We demonstrate how to:

- evaluate the constraint vector;
- obtain the Jacobian sparsity and coordinates;
- build the `LinearOperator` representation of the Jacobian and use `mul!` to compute Jacobian-vector products; and
- compare direct `jprod!`/`jtprod!` evaluations with the operator-based `mul!`.

## Example using a test problem

We use the `HS21` problem from `NLPModelsTest`, a standard constrained Hock--Schittkowski test problem.
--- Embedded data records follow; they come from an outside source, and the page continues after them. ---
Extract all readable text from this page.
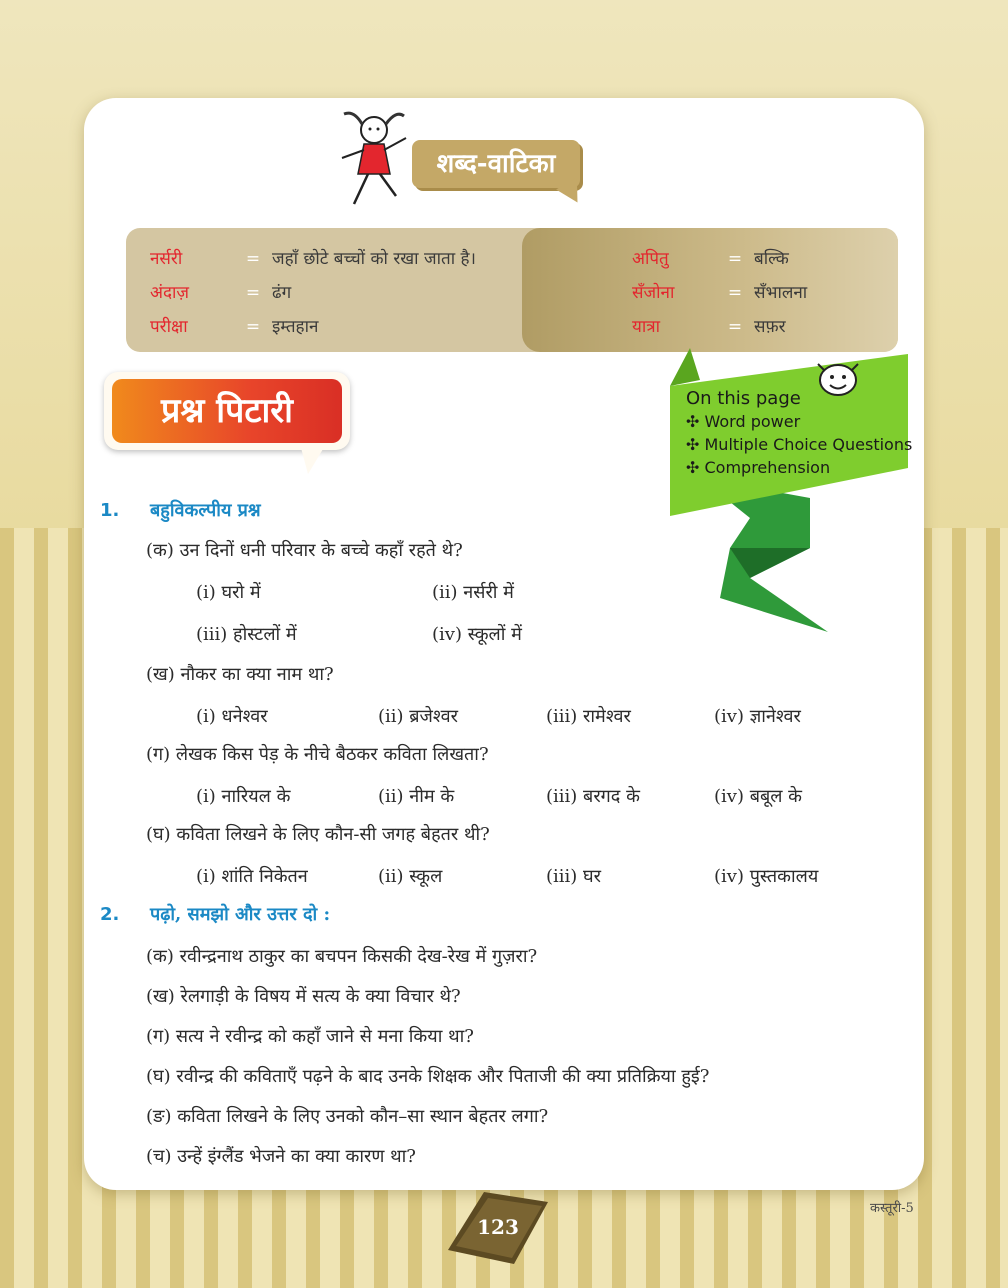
शब्द-वाटिका
नर्सरी	= जहाँ छोटे बच्चों को रखा जाता है।
अंदाज़	= ढंग
परीक्षा	= इम्तहान
अपितु	= बल्कि
सँजोना	= सँभालना
यात्रा	= सफ़र
प्रश्न पिटारी	On this page
✣ Word power
✣ Multiple Choice Questions
✣ Comprehension
1. बहुविकल्पीय प्रश्न
(क) उन दिनों धनी परिवार के बच्चे कहाँ रहते थे?
(i) घरो में	(ii) नर्सरी में
(iii) होस्टलों में	(iv) स्कूलों में
(ख) नौकर का क्या नाम था?
(i) धनेश्वर	(ii) ब्रजेश्वर	(iii) रामेश्वर	(iv) ज्ञानेश्वर
(ग) लेखक किस पेड़ के नीचे बैठकर कविता लिखता?
(i) नारियल के	(ii) नीम के	(iii) बरगद के	(iv) बबूल के
(घ) कविता लिखने के लिए कौन-सी जगह बेहतर थी?
(i) शांति निकेतन	(ii) स्कूल	(iii) घर	(iv) पुस्तकालय
2. पढ़ो, समझो और उत्तर दो :
(क) रवीन्द्रनाथ ठाकुर का बचपन किसकी देख-रेख में गुज़रा?
(ख) रेलगाड़ी के विषय में सत्य के क्या विचार थे?
(ग) सत्य ने रवीन्द्र को कहाँ जाने से मना किया था?
(घ) रवीन्द्र की कविताएँ पढ़ने के बाद उनके शिक्षक और पिताजी की क्या प्रतिक्रिया हुई?
(ङ) कविता लिखने के लिए उनको कौन–सा स्थान बेहतर लगा?
(च) उन्हें इंग्लैंड भेजने का क्या कारण था?
123
कस्तूरी-5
Choosing it by name keeps this tutorial stable across package versions and ensures the example exercises the constraint/Jacobian APIs that the linear API is designed to inspect.

```julia
using NLPModelsTest, NLPModels, LinearOperators, LinearAlgebra

# Load a specific constrained test problem by name instead of relying on
# the ordering of `nlp_problems`, which can change across package versions.
problem_name = "HS21"
@assert problem_name in NLPModelsTest.nlp_problems "$(problem_name) is not available in NLPModelsTest.nlp_problems"
nlp = getfield(NLPModelsTest, Symbol(problem_name))()

# Point at which to evaluate
x = nlp.meta.x0

# Evaluate constraints
c = zeros(nlp.meta.ncon)
cons!(nlp, x, c)
println("c = ", c)

# Get Jacobian sparsity and values
rows = zeros(Int, nlp.meta.nnzj)
cols = zeros(Int, nlp.meta.nnzj)
jac_structure!(nlp, rows, cols)
vals = zeros(Float64, nlp.meta.nnzj)
jac_coord!(nlp, x, vals)

println("Jacobian nonzero pattern (first 10):")
println(hcat(rows[1:min(end,10)], cols[1:min(end,10)], vals[1:min(end,10)]))

# Build a LinearOperator for the Jacobian (operator acts on variable-space vectors)
Jv = zeros(nlp.meta.ncon)
Jtv = zeros(nlp.meta.nvar)
J = jac_op!(nlp, x, Jv, Jtv) # returns a LinearOperator representing the Jacobian

# Compare operator-based J*v with jprod!
v = ones(nlp.meta.nvar)
Jv_op = similar(Jv)
mul!(Jv_op, J, v) # operator-based product
Jv_direct = zeros(nlp.meta.ncon)
jprod!(nlp, x, v, Jv_direct) # direct Jacobian-vector product API

println("||J*v (op) - J*v (jprod!)|| = ", norm(Jv_op - Jv_direct))

# And similarly for J'*w
w = ones(nlp.meta.ncon)
Jt_w_op = zeros(nlp.meta.nvar)
mul!(Jt_w_op, adjoint(J), w)
Jt_w_direct = zeros(nlp.meta.nvar)
jtprod!(nlp, x, w, Jt_w_direct)
println("||J' * w (op) - J' * w (jtprod!)|| = ", norm(Jt_w_op - Jt_w_direct))
```

## Notes

- The `jac_op!`/`hess_op!` helpers produce `LinearOperator` objects (see `LinearOperators.jl`), which allow efficient `mul!` operations without assembling dense matrices.
- The testing utilities in this repository expose a `linear_api` option (for example in `test_allocs_nlpmodels`) that enables checking the linear-specific functions; see the `Test allocations of NLPModels` tutorial for details.